I’d like to be a boy not just because of the sea, but no. . I don’t know, she said, and then said nothing more. Anyway, that’s the way the world is.
When Musa told her of Mansour’s wish to marry her and that she would go and live with him in his town, far away, in her brother’s eyes she saw that question for which there was no answer. Why did a woman have to follow a man to somewhere she didn’t even know the location of? Why was the world like this? After her experiences with Wadiie and Najib, things seemed even more cryptic. Wadiie had taught her that being a man meant carrying many faces around with you, while Najib had shown her the dilemma of a man who must search for something or somewhere to carry him. And a woman has to be the faces, and she has to be the places. She has to be everything — that is, she has to be nothing at all.
It’s Salim’s fault, said the mother.
No, it’s Najib’s fault, said Musa. Najib is a coward and he wants someone who’s going to carry him all the time because he can’t carry himself.
May God pardon him, Milia said, seeing before her how the little airborne bodies plunged to their deaths. This one she would call the dream of the blind little birds and she would never tell it to anyone. And she never did.
Ever since that encounter in the garden when she had stood close to Najib beneath the lilac tree, she had feared the blind bats who fly into the treetops and whose leavings splatter along the wall. Then the dream of the birds came and she was the first to know the truth.
She comes off the balcony and goes to bed, leaving Mansour on his own. He had asked her why she didn’t cook her favorite dish, the one he had come to love the most. There in Palestine, and in the Hourani family with their roots in Jabal el-Arab — as Mansour insisted on calling the Houran region of Syria — they called it shakiriyya , while in Lebanon they called it labanimmuh-wa-ruz . Mother’s milk with rice.
Milia took special pride in two dishes. She called them Beirut’s greatest culinary achievements, the city’s finest and proudest contributions to the cuisine of greater Syria: laban immuh and kibbeh arnabiyyeh . When Mansour ate kibbeh arnabiyyeh he felt in his gut that it was a true occasion in every sense of the word. One needed serious training to appreciate it fully. Tahini was cooked with seven different citrus fruits, onions were cut to resemble wings, the chick peas all but melted in the tahini mixture with its swirling colors from pale to brown, and finally there were the balls of finely ground meat and — on top of that! — the melt-in-your-mouth chunks of stewed meat.
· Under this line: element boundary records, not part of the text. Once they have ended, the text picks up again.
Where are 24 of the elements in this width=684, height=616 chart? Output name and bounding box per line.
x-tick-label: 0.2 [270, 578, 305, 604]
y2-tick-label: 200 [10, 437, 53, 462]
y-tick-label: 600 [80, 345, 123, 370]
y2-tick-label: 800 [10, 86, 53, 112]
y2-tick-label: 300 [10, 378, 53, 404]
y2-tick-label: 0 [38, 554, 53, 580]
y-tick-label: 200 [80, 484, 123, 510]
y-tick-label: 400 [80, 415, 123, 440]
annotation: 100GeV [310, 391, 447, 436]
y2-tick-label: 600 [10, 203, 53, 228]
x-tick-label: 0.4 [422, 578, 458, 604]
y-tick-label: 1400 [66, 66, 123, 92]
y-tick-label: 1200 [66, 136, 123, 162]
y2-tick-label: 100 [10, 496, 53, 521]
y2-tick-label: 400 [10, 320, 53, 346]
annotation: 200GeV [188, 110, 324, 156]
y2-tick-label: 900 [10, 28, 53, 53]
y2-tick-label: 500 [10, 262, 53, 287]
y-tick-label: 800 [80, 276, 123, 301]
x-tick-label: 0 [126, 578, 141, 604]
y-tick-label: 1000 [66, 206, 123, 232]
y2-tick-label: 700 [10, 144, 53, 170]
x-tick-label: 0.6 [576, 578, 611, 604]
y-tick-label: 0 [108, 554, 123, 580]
He was utterly bewitched by this dish, which Milia made the central festivity of her Nazarene life.
Mansour could not find his way into this world hedged round with secrets and dreams inside of which Milia lived. He had been lost outside of it ever since their time at the Hotel Massabki in Shtoura. There, dreaming became intertwined with sex, and the images conjured up by the blind flying creatures mingled for Milia with the fragrance of the lilac. All of this left her feeling confused and uncertain of how to behave. What could she do but abandon herself to a drowsiness that pulled her downward, into the deep waters of her spirit, prone, still, and silent?
On that interminable journey through the fog of Dahr el-Baydar Milia retrieved her dreaming and returned to herself. At first her recollection was dubious: the woman whom she saw in her first dream on the night of her wedding was her double. A young woman in her early twenties lying full length on the white expanse of the bed as the whiteness of her skin gave off a translucent glow. Mansour told her that her pale complexion was as clear as water. She was his life’s mirror, he told her.
I’ve begun now to understand Arabic poetry, he said, and I know how to appreciate its beauty. He explained to her that the ancient Arab poets who lived in the desert only wrote love poems to fair-skinned women, as if a woman’s pallor was a transparent window that the poets’ inner selves could open when they wanted access to the worlds of shadow, cool refuges, and sleep — and perhaps to themselves. A woman has to be pale white, still and somnolent, he said. She must be like an oasis. A woman shrouded in the mystery of half-shut lashes leads a man into the labyrinths of love, he said.